וְהַכֹּהֲנִ֞ים עַל־מִשְׁמְרוֹתָ֣ם עֹמְדִ֗ים וְהַלְוִיִּ֞ם בִּכְלֵי־שִׁ֤יר יְהוָה֙ אֲשֶׁ֨ר עָשָׂ֜ה דָּוִ֣יד הַמֶּ֗לֶךְ לְהֹד֤וֹת לַיהוָה֙ כִּֽי־לְעוֹלָ֣ם חַסְדּ֔וֹ בְּהַלֵּ֥ל דָּוִ֖יד בְּיָדָ֑ם וְהַכֹּהֲנִים֙ מחצצרים נֶגְדָּ֔ם וְכָל־יִשְׂרָאֵ֖ל עֹמְדִֽים׃ ס
7 Nadto poświęcił Salomon pośrodek sieni, która była przed domem Pańskim; bo tam ofiarował całopalenia, i tłustości spokojnych ofiar, przeto, że na ołtarzu miedzianym, który był sprawił Salomon, nie mogły się zmieścić całopalenia, i ofiary śniedne i tłustości.
וַיְקַדֵּ֣שׁ שְׁלֹמֹ֗ה אֶת־תּ֤וֹךְ הֶֽחָצֵר֙ אֲשֶׁר֙ לִפְנֵ֣י בֵית־יְהוָ֔ה כִּֽי־עָ֤שָׂה שָׁם֙ הָֽעֹל֔וֹת וְאֵ֖ת חֶלְבֵ֣י הַשְּׁלָמִ֑ים כִּֽי־מִזְבַּ֤ח הַנְּחֹ֙שֶׁת֙ אֲשֶׁ֣ר עָשָׂ֣ה שְׁלֹמֹ֔ה לֹ֣א יָכ֗וֹל לְהָכִ֛יל אֶת־הָעֹלָ֥ה וְאֶת־הַמִּנְחָ֖ה וְאֶת־הַחֲלָבִֽים׃
8 I obchodził Salomon onego czasu święto uroczyste przez siedm dni, i wszystek Izrael z nim, zgromadzenie bardzo wielkie, od wejścia do Emat aż do rzeki Egipskiej.

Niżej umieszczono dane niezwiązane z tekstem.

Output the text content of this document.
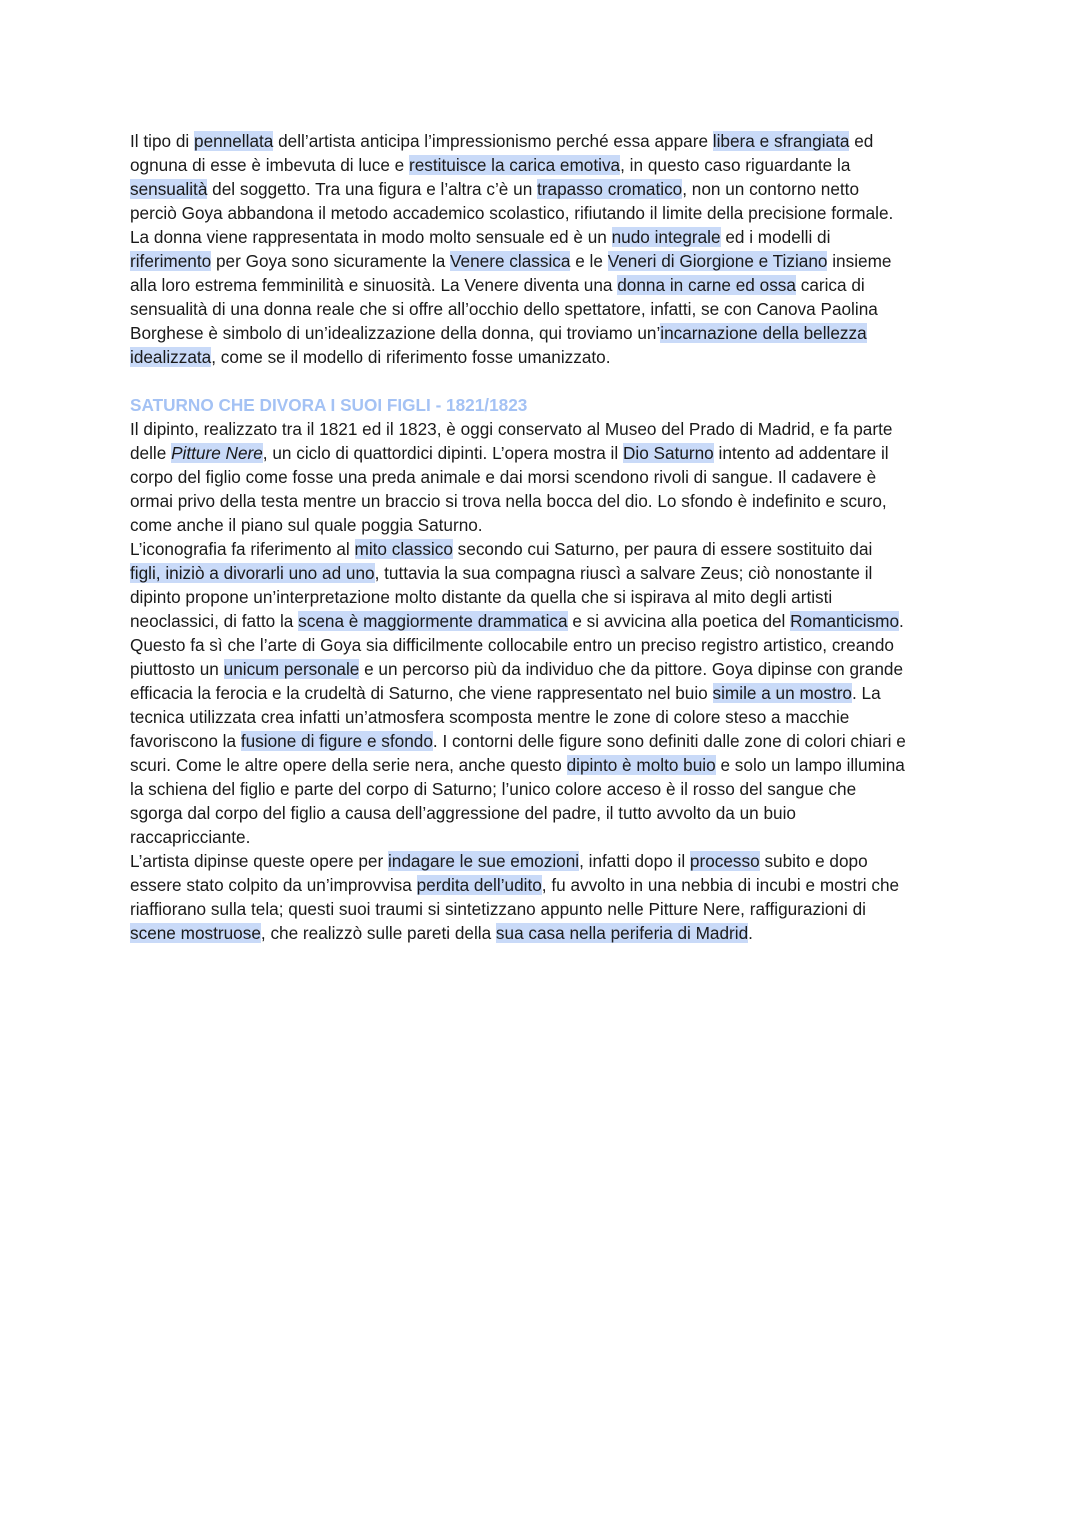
Il tipo di pennellata dell’artista anticipa l’impressionismo perché essa appare libera e sfrangiata ed
ognuna di esse è imbevuta di luce e restituisce la carica emotiva, in questo caso riguardante la
sensualità del soggetto. Tra una figura e l’altra c’è un trapasso cromatico, non un contorno netto
perciò Goya abbandona il metodo accademico scolastico, rifiutando il limite della precisione formale.
La donna viene rappresentata in modo molto sensuale ed è un nudo integrale ed i modelli di
riferimento per Goya sono sicuramente la Venere classica e le Veneri di Giorgione e Tiziano insieme
alla loro estrema femminilità e sinuosità. La Venere diventa una donna in carne ed ossa carica di
sensualità di una donna reale che si offre all’occhio dello spettatore, infatti, se con Canova Paolina
Borghese è simbolo di un’idealizzazione della donna, qui troviamo un’incarnazione della bellezza
idealizzata, come se il modello di riferimento fosse umanizzato.
SATURNO CHE DIVORA I SUOI FIGLI - 1821/1823
Il dipinto, realizzato tra il 1821 ed il 1823, è oggi conservato al Museo del Prado di Madrid, e fa parte
delle Pitture Nere, un ciclo di quattordici dipinti. L’opera mostra il Dio Saturno intento ad addentare il
corpo del figlio come fosse una preda animale e dai morsi scendono rivoli di sangue. Il cadavere è
ormai privo della testa mentre un braccio si trova nella bocca del dio. Lo sfondo è indefinito e scuro,
come anche il piano sul quale poggia Saturno.
L’iconografia fa riferimento al mito classico secondo cui Saturno, per paura di essere sostituito dai
figli, iniziò a divorarli uno ad uno, tuttavia la sua compagna riuscì a salvare Zeus; ciò nonostante il
dipinto propone un’interpretazione molto distante da quella che si ispirava al mito degli artisti
neoclassici, di fatto la scena è maggiormente drammatica e si avvicina alla poetica del Romanticismo.
Questo fa sì che l’arte di Goya sia difficilmente collocabile entro un preciso registro artistico, creando
piuttosto un unicum personale e un percorso più da individuo che da pittore. Goya dipinse con grande
efficacia la ferocia e la crudeltà di Saturno, che viene rappresentato nel buio simile a un mostro. La
tecnica utilizzata crea infatti un’atmosfera scomposta mentre le zone di colore steso a macchie
favoriscono la fusione di figure e sfondo. I contorni delle figure sono definiti dalle zone di colori chiari e
scuri. Come le altre opere della serie nera, anche questo dipinto è molto buio e solo un lampo illumina
la schiena del figlio e parte del corpo di Saturno; l’unico colore acceso è il rosso del sangue che
sgorga dal corpo del figlio a causa dell’aggressione del padre, il tutto avvolto da un buio
raccapricciante.
L’artista dipinse queste opere per indagare le sue emozioni, infatti dopo il processo subito e dopo
essere stato colpito da un’improvvisa perdita dell’udito, fu avvolto in una nebbia di incubi e mostri che
riaffiorano sulla tela; questi suoi traumi si sintetizzano appunto nelle Pitture Nere, raffigurazioni di
scene mostruose, che realizzò sulle pareti della sua casa nella periferia di Madrid.
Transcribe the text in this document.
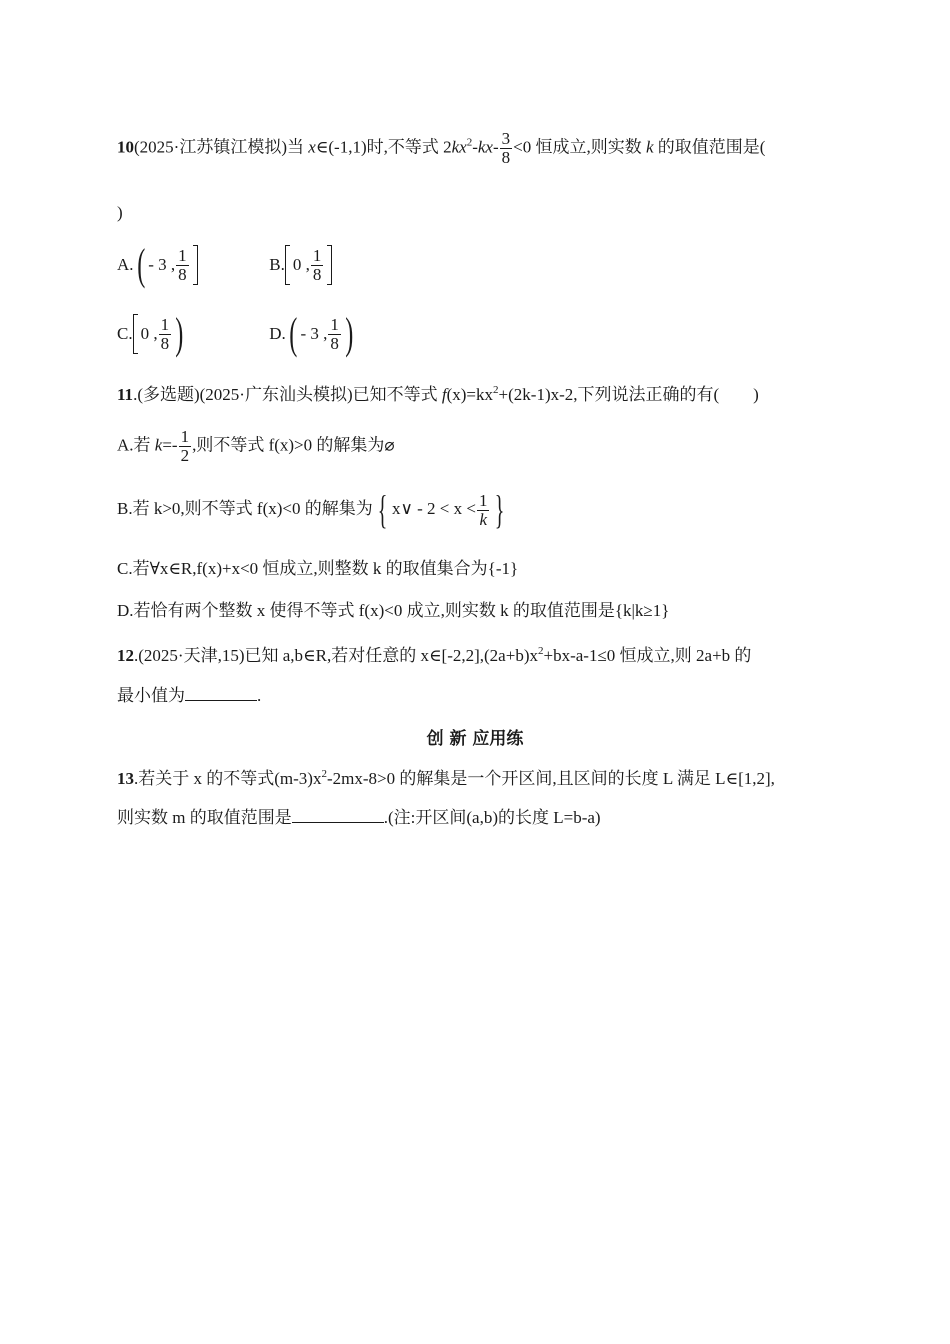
10(2025·江苏镇江模拟)当 x∈(-1,1)时,不等式 $2kx^2-kx- \frac{3}{8} <0$ 恒成立,则实数 k 的取值范围是(
)
A. ( - 3 , $\frac{1}{8}$
	B. 0 , $\frac{1}{8}$
C. 0 , $\frac{1}{8}$ )
	D. ( - 3 , $\frac{1}{8}$ )
11.(多选题)(2025·广东汕头模拟)已知不等式 $f(x)=kx^2+(2k-1)x-2$,下列说法正确的有(　　)
A.若 $k=- \frac{1}{2}$ ,则不等式 f(x)>0 的解集为⌀
B.若 k>0,则不等式 f(x)<0 的解集为 { x∨ - $2 < x < \frac{1}{k}$ }
C.若∀x∈R,f(x)+x<0 恒成立,则整数 k 的取值集合为{-1}
D.若恰有两个整数 x 使得不等式 f(x)<0 成立,则实数 k 的取值范围是{k|k≥1}
12.(2025·天津,15)已知 a,b∈R,若对任意的 $x\in[-2,2],(2a+b)x^2+bx-a-1\le 0$ 恒成立,则 2a+b 的
最小值为	.
创 新 应用练
13.若关于 x 的不等式$(m-3)x^2-2mx-8>0$ 的解集是一个开区间,且区间的长度 L 满足 L∈[1,2],
则实数 m 的取值范围是	.(注:开区间(a,b)的长度 L=b-a)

וַיַּ֣עַשׂ שְׁלֹמֹ֣ה אֶת־הֶ֠חָג בָּעֵ֨ת הַהִ֜יא שִׁבְעַ֤ת יָמִים֙ וְכָל־יִשְׂרָאֵ֣ל עִמּ֔וֹ קָהָ֖ל גָּד֣וֹל מְאֹ֑ד מִלְּב֥וֹא חֲמָ֖ת עַד־נַ֥חַל מִצְרָֽיִם׃
9 (Potem uczynili dnia ósmego święto; albowiem poświęcenie ołtarza sprawowali przez siedm dni, i święto uroczyste obchodzili przez siedm dni.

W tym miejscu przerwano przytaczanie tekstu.